SHARE

Indonesia adalah bangsa yang diwarnai kebhinnekaan dan dalam kebhinekaan ini terjadi interaksi dari beragam latar belakang. Keberagaman ini adalah keunggulan karena keunikan masing-masing dapat saling melengkapi. Untuk saling mengisi dan melengkapi, diperlukan sikap mental yang positif dan terbuka tetapi seringkali sikap ini dihambat oleh stigma yang keliru. Upaya untuk memberikan edukasi agar kaum muda memiliki ketajaman dan pemikiran kritis menanggapi isu stigma dalam perbedaan serta supaya kaum muda memiliki semangat membangun hubungan dan berkolaborasi dalam kebhinnekaan, Departemen Mata kuliah Umum (DMU) Universitas Kristen Petra (UK Petra)  menyelenggarakan kuliah umum bertajuk “Perjumpaan yang Meruntuhkan Stigma” pada 24 November 2017 di AVT 502.

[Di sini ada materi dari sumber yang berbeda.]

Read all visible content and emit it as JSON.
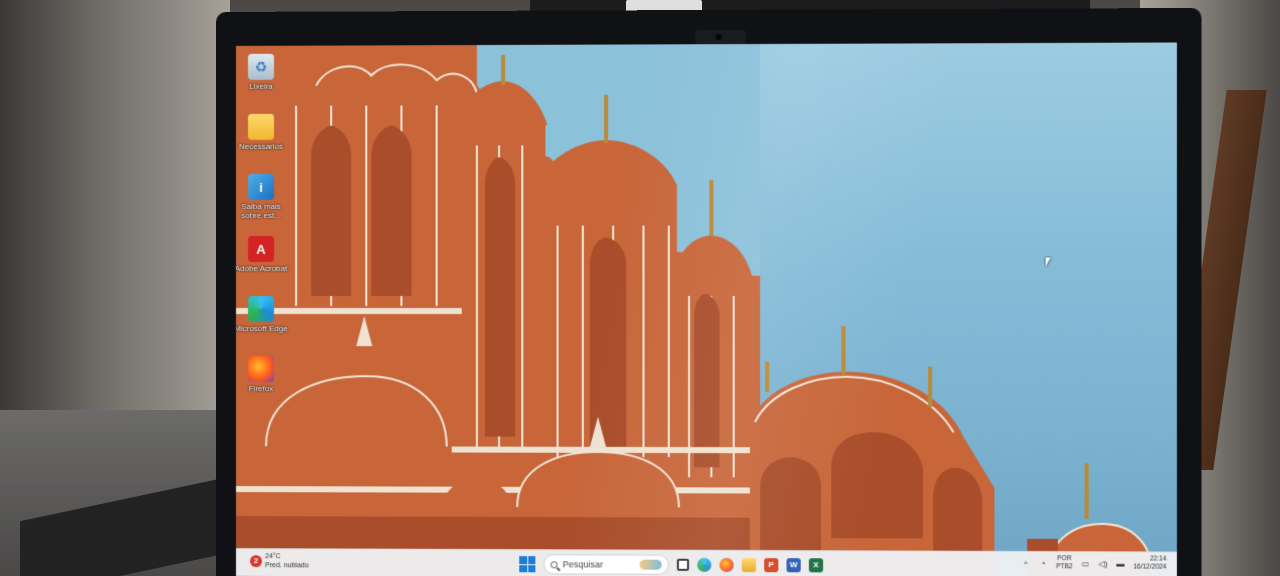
{
  "desktop": {
    "icons": [
      {
        "label": "Lixeira",
        "icon": "recycle-bin-icon"
      },
      {
        "label": "Necessarios",
        "icon": "folder-icon"
      },
      {
        "label": "Saiba mais sobre est...",
        "icon": "info-picture-icon"
      },
      {
        "label": "Adobe Acrobat",
        "icon": "adobe-acrobat-icon"
      },
      {
        "label": "Microsoft Edge",
        "icon": "edge-icon"
      },
      {
        "label": "Firefox",
        "icon": "firefox-icon"
      }
    ]
  },
  "taskbar": {
    "weather": {
      "badge": "2",
      "temperature": "24°C",
      "condition": "Pred. nublado"
    },
    "search_placeholder": "Pesquisar",
    "apps": [
      "start-icon",
      "search-icon",
      "task-view-icon",
      "edge-icon",
      "firefox-icon",
      "file-explorer-icon",
      "powerpoint-icon",
      "word-icon",
      "excel-icon"
    ],
    "tray": {
      "language": "POR",
      "layout": "PTB2",
      "time": "22:14",
      "date": "16/12/2024"
    }
  },
  "colors": {
    "taskbar_bg": "#eef0f4",
    "sky": "#86bcd8",
    "palace": "#c8663a",
    "accent": "#1a7fd8"
  }
}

Kuliah umum yang dihadiri sekitar 150 orang mahasiswa dan undangan ini dimulai dengan pemutaran cuplikan film “The Imam and the Pastor” yang menceritakan kisah nyata perdamaian antara seorang imam dan seorang pendeta dari Nigeria. Dalam kisah tersebut, diungkapkan bahwa pendeta dan imam ini memiliki sejarah kepahitan yang berawal dari konflik antar agama yang terjadi di Nigeria pada dasawarsa 1990-an.

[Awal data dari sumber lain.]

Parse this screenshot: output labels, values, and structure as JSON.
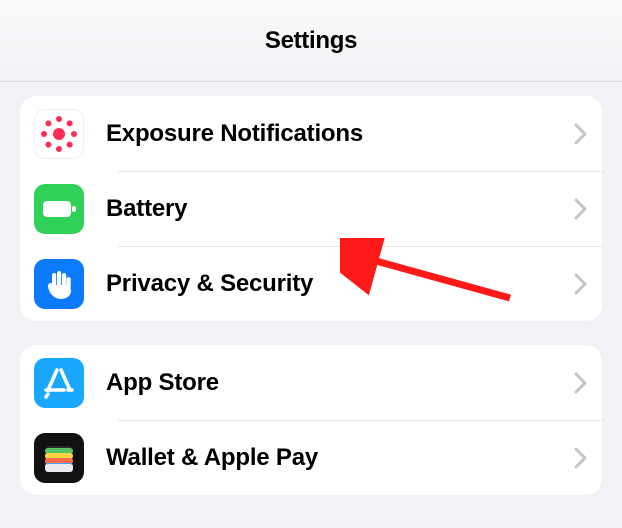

Setelah pemutaran film tersebut, Kepala DMU, Adi Wibowo, S.T., M.T., mengutarakan kondisi kebangsaan Indonesia saat ini. Adi mengucapkan, “Saat ini Indonesia sedang mengalami perang ideologi, dimana ada golongan yang hendak memaksakan satu ideologi secara universal, dan ada orang-orang yang ingin hidup damai”. Acara ini menghadirkan Ustad Sri Hardono, pemimpin Padepokan Gobloog yang juga sebagai Komandan Komando Pasukan Sapu Jagad dari Karanganyar, Surakarta dan Pendeta Paulus Hartono, M.Min., aktivis di Lembaga Perdamaian Lintas Agama dan Lintas Golongan. Ustad Sri Hardono sebagai pembicara pertama menanggapi sambutan di pembukaan sebagai suatu kebenaran, menurutnya Pancasila sebagai ideologi ideal untuk bangsa Indonesia. Hardono mengatakan bahwa kerukunan seperti di Surakarta saat ini, bukan karena agama, melainkan karena Pancasila. Dengan berpegang pada Pancasila, maka Indonesia yang sangat beragam ini memiliki satu kesatuan. Hardono kemudian memaparkan bahwa kunci untuk membuka penolakan-penolakan atau meluruskan stigma-stigma yang ada adalah dengan membuka saluran komunikasi. Diperlukan upaya untuk menjalin komunikasi dari semua latar belakang supaya timbul saling pengertian, yang pada akhirnya diharapkan mengikis prasangka dan stigma.

Pembicara kedua, Pendeta Paulus mengatakan apabila hendak memulai komunikasi, semua prasangka perlu dikesampingkan sehingga muncul pemahaman baru. Mengambil contoh prinsip silaturahmi yang dipegang saudara-saudara muslim dimana siapa pun yang hendak bersilaturahmi wajib diterima dengan baik oleh orang muslim, ketika memahami prinsip ini, maka berinteraksi dengan orang atau organisasi yang beragam menjadi lebih nyaman.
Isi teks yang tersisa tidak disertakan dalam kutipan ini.